The mouse allows you to interact with your computer. It allows you to command the computer - to make it do stuff!

With the mouse in your hand you can make the cursor (onscreen pointer) to move around your computer screen. A mouse used to have a ball on its underside that rolled around when you moved it on a surface (called a trackball) but most computer mice today are optical - they have a tiny light underneath instead of the ball. To move the cursor your mouse must be moved on a hard surface - a flat one is usually best and most people use a 'mouse mat' to move the mouse on - that stops the mouse from scratching your desk and also is uaually cleaner than your tabletop!

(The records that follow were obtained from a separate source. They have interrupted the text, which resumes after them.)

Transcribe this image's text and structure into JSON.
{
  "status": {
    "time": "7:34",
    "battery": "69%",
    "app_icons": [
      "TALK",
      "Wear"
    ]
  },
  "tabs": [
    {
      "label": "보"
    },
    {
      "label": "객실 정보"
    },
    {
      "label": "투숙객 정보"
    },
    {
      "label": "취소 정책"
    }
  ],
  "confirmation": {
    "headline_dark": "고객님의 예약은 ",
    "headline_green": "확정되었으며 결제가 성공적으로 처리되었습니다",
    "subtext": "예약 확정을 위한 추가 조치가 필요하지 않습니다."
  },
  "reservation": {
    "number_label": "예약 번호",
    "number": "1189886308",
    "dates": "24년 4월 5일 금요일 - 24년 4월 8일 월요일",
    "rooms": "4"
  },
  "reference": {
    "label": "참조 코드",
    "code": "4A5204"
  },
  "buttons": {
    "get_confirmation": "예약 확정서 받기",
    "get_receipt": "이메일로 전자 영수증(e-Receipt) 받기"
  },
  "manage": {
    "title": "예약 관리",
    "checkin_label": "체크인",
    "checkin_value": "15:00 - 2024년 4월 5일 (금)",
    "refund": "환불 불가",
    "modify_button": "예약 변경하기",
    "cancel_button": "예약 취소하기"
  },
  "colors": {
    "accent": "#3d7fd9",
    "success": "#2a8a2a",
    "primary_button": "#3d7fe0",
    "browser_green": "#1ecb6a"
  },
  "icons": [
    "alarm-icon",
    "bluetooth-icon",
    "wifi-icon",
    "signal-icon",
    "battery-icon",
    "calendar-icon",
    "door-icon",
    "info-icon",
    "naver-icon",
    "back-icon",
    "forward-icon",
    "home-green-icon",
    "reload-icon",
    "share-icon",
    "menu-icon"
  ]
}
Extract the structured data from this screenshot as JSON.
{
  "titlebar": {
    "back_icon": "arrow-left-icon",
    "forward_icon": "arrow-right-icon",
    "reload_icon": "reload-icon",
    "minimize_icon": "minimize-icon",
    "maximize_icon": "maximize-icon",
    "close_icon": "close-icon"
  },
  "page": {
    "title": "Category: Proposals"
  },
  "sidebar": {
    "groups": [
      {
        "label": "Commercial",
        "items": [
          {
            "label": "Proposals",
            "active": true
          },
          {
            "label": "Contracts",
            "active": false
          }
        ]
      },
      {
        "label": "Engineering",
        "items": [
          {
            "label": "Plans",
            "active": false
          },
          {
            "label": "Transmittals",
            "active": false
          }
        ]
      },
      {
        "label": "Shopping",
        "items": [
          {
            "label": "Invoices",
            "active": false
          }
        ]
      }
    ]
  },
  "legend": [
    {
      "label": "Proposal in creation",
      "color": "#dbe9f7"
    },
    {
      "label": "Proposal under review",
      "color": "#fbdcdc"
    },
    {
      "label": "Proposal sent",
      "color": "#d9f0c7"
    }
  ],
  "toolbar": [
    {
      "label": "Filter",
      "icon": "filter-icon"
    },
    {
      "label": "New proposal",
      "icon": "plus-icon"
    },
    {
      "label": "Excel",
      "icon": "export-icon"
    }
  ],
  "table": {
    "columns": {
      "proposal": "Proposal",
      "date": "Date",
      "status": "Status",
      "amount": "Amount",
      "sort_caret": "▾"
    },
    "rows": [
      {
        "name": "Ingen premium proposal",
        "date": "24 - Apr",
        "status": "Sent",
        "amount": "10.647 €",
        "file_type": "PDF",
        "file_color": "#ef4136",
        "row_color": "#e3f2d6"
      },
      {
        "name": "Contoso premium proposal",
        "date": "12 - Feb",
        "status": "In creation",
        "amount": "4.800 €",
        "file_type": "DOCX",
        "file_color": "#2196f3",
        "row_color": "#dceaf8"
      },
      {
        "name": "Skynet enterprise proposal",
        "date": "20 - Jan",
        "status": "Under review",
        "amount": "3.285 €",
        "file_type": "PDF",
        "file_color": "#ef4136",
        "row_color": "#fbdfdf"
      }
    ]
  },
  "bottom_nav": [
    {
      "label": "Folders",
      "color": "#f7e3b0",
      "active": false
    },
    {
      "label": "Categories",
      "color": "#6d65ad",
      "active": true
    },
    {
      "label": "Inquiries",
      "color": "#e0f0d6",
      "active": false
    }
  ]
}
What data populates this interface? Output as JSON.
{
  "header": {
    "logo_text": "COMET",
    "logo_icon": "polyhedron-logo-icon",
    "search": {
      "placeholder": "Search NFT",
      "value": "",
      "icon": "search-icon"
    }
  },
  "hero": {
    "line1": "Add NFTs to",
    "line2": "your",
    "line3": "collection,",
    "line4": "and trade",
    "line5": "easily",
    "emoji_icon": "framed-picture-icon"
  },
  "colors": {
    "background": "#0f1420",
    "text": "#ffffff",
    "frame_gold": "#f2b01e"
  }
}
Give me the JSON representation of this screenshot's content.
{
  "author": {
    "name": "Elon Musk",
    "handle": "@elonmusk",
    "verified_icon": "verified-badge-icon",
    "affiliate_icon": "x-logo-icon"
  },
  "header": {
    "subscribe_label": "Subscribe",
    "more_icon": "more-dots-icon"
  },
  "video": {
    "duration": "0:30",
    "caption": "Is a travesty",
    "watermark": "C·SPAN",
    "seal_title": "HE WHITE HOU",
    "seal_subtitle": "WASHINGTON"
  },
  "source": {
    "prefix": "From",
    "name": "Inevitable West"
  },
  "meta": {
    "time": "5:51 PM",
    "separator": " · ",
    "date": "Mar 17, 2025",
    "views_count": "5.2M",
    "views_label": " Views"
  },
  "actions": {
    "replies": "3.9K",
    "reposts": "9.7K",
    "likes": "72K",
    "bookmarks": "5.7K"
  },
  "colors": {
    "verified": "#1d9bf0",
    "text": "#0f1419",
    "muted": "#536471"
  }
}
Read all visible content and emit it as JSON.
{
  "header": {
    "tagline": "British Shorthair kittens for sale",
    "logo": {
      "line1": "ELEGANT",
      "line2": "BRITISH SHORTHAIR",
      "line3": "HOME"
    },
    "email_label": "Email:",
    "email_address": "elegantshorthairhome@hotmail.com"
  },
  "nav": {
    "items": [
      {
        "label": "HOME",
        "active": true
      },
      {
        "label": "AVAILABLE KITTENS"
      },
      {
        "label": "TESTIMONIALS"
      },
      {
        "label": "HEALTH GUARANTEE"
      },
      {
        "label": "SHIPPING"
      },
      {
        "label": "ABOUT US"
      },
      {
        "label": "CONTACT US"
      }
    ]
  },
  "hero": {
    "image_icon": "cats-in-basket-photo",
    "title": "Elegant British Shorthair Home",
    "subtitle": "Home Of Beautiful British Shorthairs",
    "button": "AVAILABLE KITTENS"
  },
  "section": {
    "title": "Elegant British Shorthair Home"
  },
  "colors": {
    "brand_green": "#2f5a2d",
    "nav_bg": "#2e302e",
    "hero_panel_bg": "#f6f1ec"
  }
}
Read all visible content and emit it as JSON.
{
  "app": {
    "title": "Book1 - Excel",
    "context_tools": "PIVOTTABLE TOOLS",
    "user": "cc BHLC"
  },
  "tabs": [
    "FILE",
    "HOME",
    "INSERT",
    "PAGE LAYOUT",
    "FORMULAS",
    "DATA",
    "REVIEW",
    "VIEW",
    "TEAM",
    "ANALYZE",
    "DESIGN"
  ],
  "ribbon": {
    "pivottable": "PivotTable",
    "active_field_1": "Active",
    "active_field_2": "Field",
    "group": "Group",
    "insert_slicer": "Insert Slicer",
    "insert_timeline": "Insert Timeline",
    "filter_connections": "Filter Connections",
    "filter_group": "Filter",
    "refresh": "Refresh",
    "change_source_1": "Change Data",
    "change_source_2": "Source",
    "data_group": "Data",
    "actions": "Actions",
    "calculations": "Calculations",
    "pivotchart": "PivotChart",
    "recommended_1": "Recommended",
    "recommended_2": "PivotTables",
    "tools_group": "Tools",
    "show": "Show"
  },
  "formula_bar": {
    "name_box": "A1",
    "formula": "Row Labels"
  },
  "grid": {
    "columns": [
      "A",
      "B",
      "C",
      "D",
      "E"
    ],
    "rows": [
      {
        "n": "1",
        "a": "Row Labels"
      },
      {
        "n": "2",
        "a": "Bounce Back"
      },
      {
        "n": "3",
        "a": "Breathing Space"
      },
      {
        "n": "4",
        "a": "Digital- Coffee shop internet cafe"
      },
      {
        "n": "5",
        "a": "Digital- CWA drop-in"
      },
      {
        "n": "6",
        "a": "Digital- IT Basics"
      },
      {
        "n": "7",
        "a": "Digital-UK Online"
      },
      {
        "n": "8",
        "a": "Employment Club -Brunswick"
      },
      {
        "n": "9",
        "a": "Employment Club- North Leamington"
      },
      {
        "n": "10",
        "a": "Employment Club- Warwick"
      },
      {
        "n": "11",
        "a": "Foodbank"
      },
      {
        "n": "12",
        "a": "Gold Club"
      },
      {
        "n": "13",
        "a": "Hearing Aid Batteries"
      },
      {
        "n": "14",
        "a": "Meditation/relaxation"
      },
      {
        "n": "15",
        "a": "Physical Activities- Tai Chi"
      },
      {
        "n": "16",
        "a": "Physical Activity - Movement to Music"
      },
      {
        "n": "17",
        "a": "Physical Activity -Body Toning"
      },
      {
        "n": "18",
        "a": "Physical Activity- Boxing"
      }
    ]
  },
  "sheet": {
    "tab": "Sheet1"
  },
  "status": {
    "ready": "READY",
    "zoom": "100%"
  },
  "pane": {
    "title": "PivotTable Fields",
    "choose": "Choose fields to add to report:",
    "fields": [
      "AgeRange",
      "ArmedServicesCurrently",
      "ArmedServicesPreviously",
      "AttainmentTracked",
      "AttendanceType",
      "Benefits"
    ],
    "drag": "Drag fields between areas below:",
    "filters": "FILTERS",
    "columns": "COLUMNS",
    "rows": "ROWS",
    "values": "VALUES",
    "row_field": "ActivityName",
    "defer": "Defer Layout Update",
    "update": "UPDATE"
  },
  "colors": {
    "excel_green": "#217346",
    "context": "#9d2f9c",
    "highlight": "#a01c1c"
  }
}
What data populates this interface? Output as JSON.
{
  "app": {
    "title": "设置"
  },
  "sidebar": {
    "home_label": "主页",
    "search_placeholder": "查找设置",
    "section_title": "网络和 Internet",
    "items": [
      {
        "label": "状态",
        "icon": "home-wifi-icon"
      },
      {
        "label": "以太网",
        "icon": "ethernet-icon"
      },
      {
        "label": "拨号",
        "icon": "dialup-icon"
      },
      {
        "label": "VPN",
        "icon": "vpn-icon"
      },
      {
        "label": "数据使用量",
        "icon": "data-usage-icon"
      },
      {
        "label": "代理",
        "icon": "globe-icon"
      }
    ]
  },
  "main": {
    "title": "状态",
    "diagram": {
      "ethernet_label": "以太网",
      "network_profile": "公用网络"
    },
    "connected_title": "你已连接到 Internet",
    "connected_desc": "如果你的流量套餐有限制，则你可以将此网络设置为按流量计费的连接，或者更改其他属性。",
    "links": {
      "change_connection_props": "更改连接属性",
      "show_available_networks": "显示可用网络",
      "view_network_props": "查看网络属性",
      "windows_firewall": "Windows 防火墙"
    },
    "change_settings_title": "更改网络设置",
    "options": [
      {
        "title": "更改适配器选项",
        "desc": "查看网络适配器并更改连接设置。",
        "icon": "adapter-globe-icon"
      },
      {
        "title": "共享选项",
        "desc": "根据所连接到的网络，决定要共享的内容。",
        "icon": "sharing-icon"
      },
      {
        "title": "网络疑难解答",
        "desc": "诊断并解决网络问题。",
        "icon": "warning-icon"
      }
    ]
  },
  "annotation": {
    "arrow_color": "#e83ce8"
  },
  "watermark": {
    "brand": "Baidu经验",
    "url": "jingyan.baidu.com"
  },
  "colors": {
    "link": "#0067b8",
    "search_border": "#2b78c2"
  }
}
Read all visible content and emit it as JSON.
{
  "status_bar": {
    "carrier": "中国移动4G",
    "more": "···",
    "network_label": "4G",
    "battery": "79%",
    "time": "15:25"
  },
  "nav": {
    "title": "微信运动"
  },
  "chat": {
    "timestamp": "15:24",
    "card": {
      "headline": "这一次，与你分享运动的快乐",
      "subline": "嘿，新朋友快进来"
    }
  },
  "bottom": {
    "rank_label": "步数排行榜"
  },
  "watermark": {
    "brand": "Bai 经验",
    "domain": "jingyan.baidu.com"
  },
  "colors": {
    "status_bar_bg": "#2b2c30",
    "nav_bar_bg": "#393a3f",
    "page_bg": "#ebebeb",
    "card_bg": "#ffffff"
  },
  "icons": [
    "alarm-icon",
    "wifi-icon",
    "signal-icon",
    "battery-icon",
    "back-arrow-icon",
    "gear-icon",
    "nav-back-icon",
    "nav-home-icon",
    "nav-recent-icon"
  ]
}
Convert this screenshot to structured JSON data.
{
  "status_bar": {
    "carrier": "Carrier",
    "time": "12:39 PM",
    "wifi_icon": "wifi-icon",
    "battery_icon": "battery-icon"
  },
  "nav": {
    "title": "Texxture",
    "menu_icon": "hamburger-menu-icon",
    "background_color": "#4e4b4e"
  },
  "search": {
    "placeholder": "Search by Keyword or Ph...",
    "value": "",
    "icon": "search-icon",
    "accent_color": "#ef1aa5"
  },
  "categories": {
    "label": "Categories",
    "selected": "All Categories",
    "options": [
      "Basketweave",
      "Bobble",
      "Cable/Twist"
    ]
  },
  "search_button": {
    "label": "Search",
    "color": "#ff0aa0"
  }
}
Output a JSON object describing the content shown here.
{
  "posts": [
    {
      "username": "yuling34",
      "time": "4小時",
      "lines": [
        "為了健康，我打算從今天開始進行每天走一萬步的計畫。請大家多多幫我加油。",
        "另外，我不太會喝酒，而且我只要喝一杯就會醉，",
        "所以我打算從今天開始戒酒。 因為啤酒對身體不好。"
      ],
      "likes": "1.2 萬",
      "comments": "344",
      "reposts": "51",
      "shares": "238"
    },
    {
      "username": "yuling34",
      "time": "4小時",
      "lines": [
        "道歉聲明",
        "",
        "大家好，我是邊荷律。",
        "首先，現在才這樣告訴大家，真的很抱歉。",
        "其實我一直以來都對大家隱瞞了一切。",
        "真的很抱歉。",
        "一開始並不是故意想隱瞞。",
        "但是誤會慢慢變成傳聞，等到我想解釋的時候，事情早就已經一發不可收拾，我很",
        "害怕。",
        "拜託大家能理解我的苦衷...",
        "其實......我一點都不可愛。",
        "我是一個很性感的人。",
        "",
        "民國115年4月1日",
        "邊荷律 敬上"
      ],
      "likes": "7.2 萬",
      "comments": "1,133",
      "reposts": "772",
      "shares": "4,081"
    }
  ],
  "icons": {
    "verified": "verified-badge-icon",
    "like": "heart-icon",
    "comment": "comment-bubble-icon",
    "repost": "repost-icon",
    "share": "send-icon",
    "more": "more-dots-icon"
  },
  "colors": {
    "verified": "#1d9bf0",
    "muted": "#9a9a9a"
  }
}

User input (your interaction with the computer) is based on the “point and click” interaction. You move the cursor (by moving your mouse) to a point where you want something to happen, then you click to make that event take place. Sometimes you click once. Sometimes you click twice. And sometimes you hold down the mouse button while your event is happening.

Most mouse devices give you two choices. There are both right and left areas to depress - called the 'left click' and the 'right click'.

The left click is generally used for issuing commands to your computer.

The right click usually opens a menu of actions for you to choose from. These are known as context sensitive menus.

Sometimes the mouse makes things happen simply by moving around the screen. A mouseover occurs when an onscreen image changes as your mouse travels over it. Go to your desktop and try this out. When you move the mouse over an icon it will be highlighted. If you left click singly on an object on your desktop it will be selected. (It will highlight - a box will appear around it). Once selected you can then right click on it and a menu will open up. Pressing down on the left-mouse twice in rapid succession produces a double-click. Generally you double-click to open an onscreen object. To open it you have to press the left button twice 'double click'. That has to be done rapidly - otherwise the computer just thinks you have pressed once - but done it twice!

Some actions happen on key depress and others on key release. That depends on the will of the programmer.

You also sometimes need to click and hold down the left mouse. This would be the case when you want to highlight a section of text by moving the mouse over it, or when you want to move an onscreen object using your mouse.

When you use your mouse within a program (for example word processing) you will find that the cursor changes shape depending on where it is on the page. Open up a Word document and experiment. Generally if it is a vertical flashing line it means you are in a position to add text at that point. If it is an arrow you can use it to open up a menu.

After a while using a mouse becomes second nature and you automatically do what is required. It is a skill that becomes easier the more practice you have!